As much as I love what DnD has become for me and for the healing I am allowing myself to move through in a playful, creative way, what I love the absolute most is what it has become for my kids and me as a family. We have something to do now together that we all not only enjoy but that we absolutely love. Do you know how incredibly awesome it is to have something like this with adult children? To have something that isn’t just a game to play but is really a passion for each and every one of us? DnD has given us a common language to share, even when there are other areas of our lives and their growing up that have pulled us in different directions. We get to revel in the creativity of each other. We get to share ideas, write stories together, and have a great time every single time we play. DnD truly is the BEST gift the pandemic gave to me and my kids.

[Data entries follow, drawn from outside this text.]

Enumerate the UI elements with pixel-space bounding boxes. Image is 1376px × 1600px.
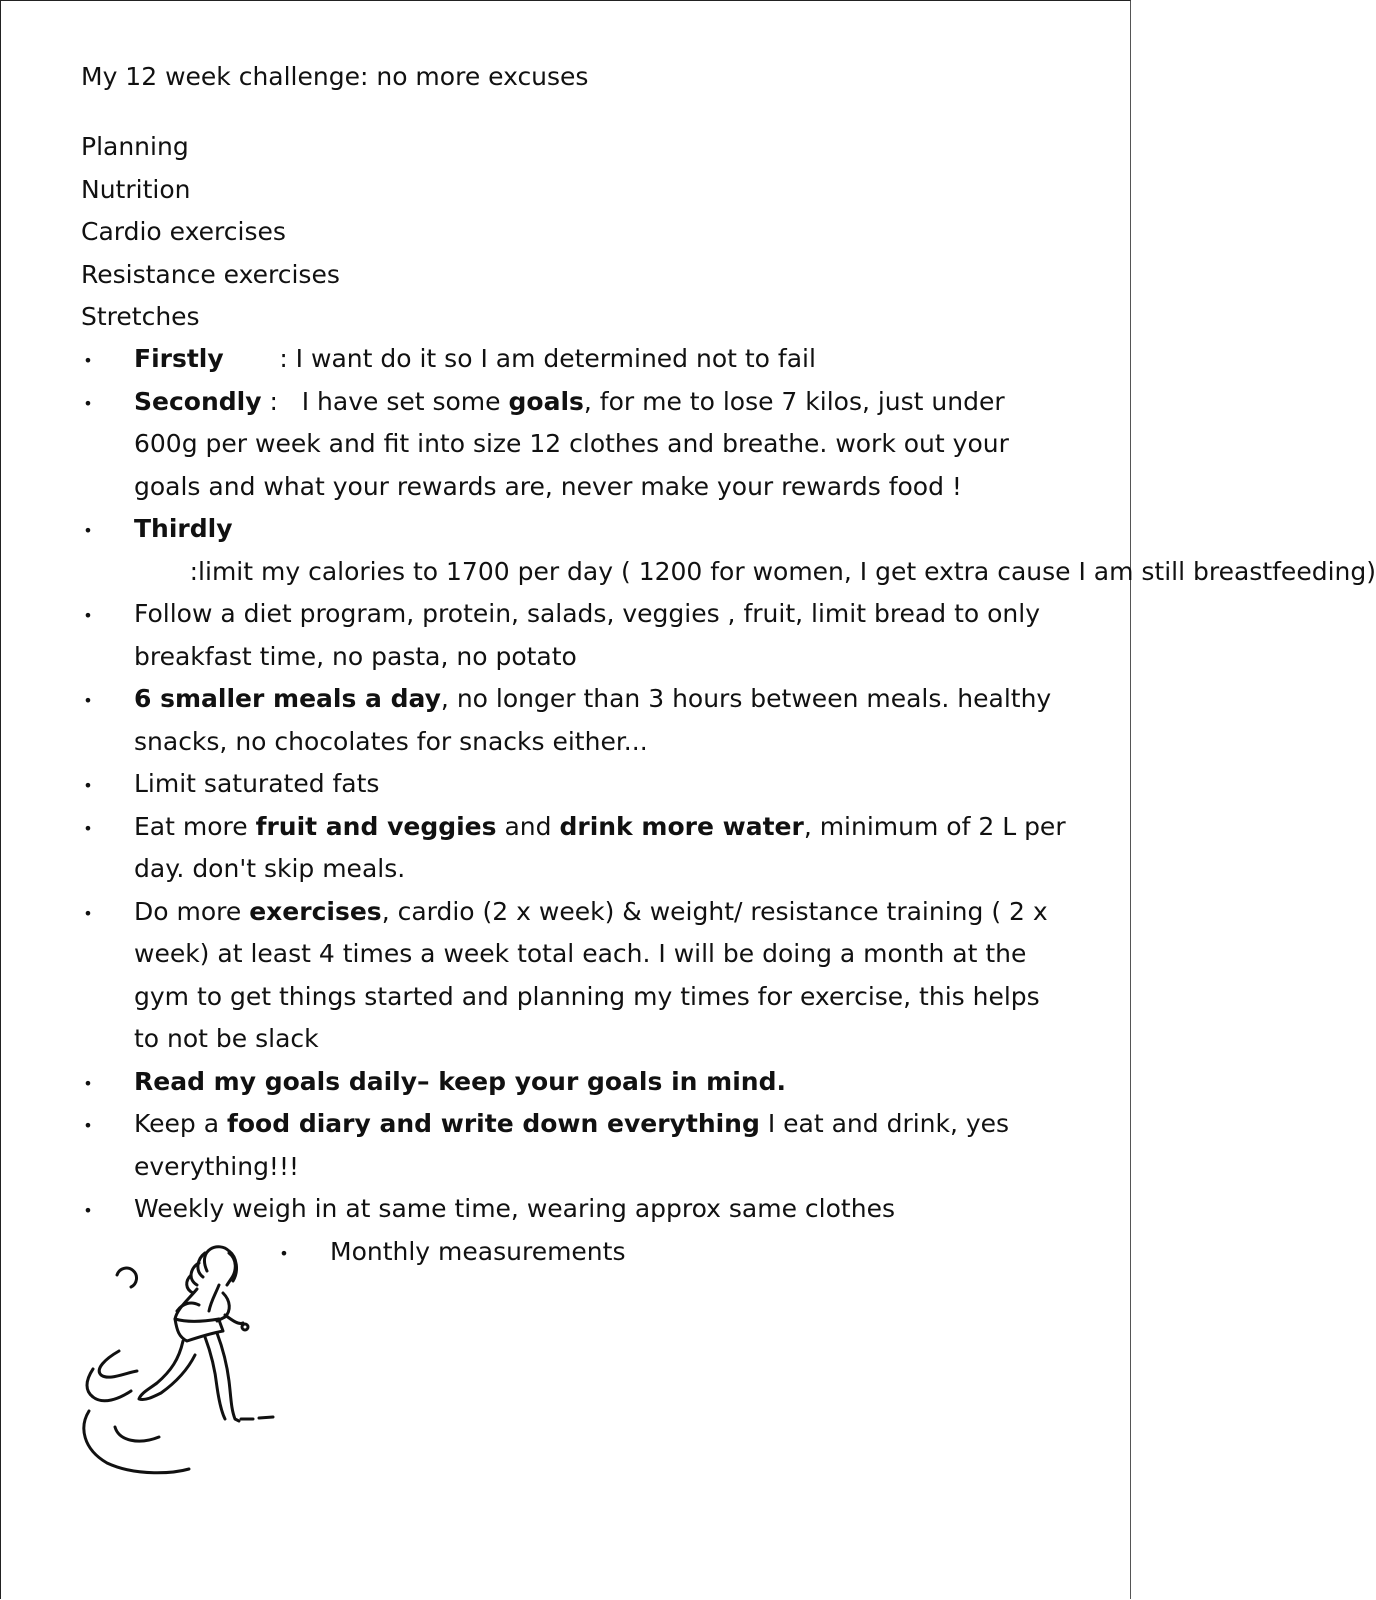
item-text: Monthly measurements: [330, 1236, 626, 1266]
bullet-item-meals: [81, 678, 1071, 763]
item-text: Keep a: [134, 1109, 227, 1138]
bullet-icon: •: [279, 1243, 289, 1263]
item-text: :limit my calories to 1700 per day ( 1200 for women, I get extra cause I am still breastfeeding): [134, 556, 1376, 586]
item-text: I eat and drink, yes everything!!!: [134, 1109, 1010, 1181]
bullet-icon: •: [83, 351, 93, 370]
bullet-icon: •: [83, 606, 93, 625]
bullet-item-firstly: [81, 338, 1071, 381]
topic-item: Nutrition: [81, 174, 191, 204]
bold-text: Read my goals daily– keep your goals in mind.: [134, 1066, 786, 1096]
bullet-item-fats: [81, 763, 1071, 806]
topic-item: Resistance exercises: [81, 259, 340, 289]
bold-text: drink more water: [559, 811, 804, 841]
topic-list: [81, 126, 340, 339]
bold-text: fruit and veggies: [255, 811, 497, 841]
bullet-item-exercise: [81, 891, 1071, 1061]
bold-text: food diary and write down everything: [227, 1109, 760, 1138]
bullet-icon: •: [83, 1116, 93, 1135]
item-text: Weekly weigh in at same time, wearing approx same clothes: [134, 1194, 895, 1223]
bold-text: Thirdly: [134, 514, 233, 543]
item-text: Limit saturated fats: [134, 769, 380, 798]
bullet-list: [81, 338, 1376, 1273]
item-text: Do more: [134, 896, 250, 926]
item-text: , cardio (2 x week) & weight/ resistance training ( 2 x week) at least 4 times a week total each. I will be doing a month at the gym to get things started and planning my times for exercise, this helps to not be slack: [134, 896, 1048, 1053]
bold-text: Secondly: [134, 386, 262, 416]
bullet-item-secondly: [81, 381, 1071, 509]
topic-item: Cardio exercises: [81, 217, 286, 246]
item-text: : I want do it so I am determined not to fail: [223, 344, 816, 373]
bullet-icon: •: [83, 818, 93, 838]
item-text: Follow a diet program, protein, salads, veggies , fruit, limit bread to only breakfast time, no pasta, no potato: [134, 599, 1040, 671]
bullet-icon: •: [83, 1201, 93, 1220]
runner-clipart-icon: [79, 1241, 279, 1481]
bullet-icon: •: [83, 903, 93, 923]
item-text: , minimum of 2 L per day. don't skip meals.: [134, 811, 1066, 883]
bold-text: Firstly: [134, 344, 224, 373]
bullet-item-weigh-in: [81, 1188, 1071, 1231]
bullet-item-read-goals: [81, 1061, 1071, 1104]
bold-text: exercises: [249, 896, 382, 926]
item-text: , for me to lose 7 kilos, just under 600g per week and fit into size 12 clothes and breathe. work out your goals and what your rewards are, never make your rewards food !: [134, 386, 1009, 501]
topic-item: Stretches: [81, 302, 200, 331]
bullet-icon: •: [83, 776, 93, 795]
topic-item: Planning: [81, 132, 189, 161]
bullet-icon: •: [83, 521, 93, 540]
bullet-icon: •: [83, 393, 93, 413]
bullet-icon: •: [83, 691, 93, 710]
bullet-icon: •: [83, 1073, 93, 1093]
item-text: and: [496, 811, 560, 841]
bullet-item-thirdly: [81, 508, 1376, 593]
page-title: My 12 week challenge: no more excuses: [81, 62, 589, 91]
bold-text: goals: [508, 386, 584, 416]
item-text: , no longer than 3 hours between meals. healthy snacks, no chocolates for snacks either...: [134, 684, 1052, 756]
bullet-item-food-diary: [81, 1103, 1071, 1188]
bullet-item-eat-more: [81, 806, 1071, 891]
bullet-item-diet: [81, 593, 1071, 678]
bold-text: 6 smaller meals a day: [134, 684, 441, 713]
item-text: : I have set some: [261, 386, 509, 416]
item-text: Eat more: [134, 811, 256, 841]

So, my invitation to everyone out there is this. Be willing to be surprised by something new! That very thing that maybe doesn’t make sense right now, might just bring you more joy and connection than you ever could have imagined. It might lead to your personal healing and to healing relationships in a profound way. It can be easy to drift away from our kids as they grow. I am grateful that DnD has given me the joyful opportunity to grow closer to my kids in THEIR world. One of the BEST things I’ve ever done as a parent and as a person committed to her own growth was saying “Okay, I will try it.” I honestly can’t imagine my life without DnD. One of the biggest surprises of my life!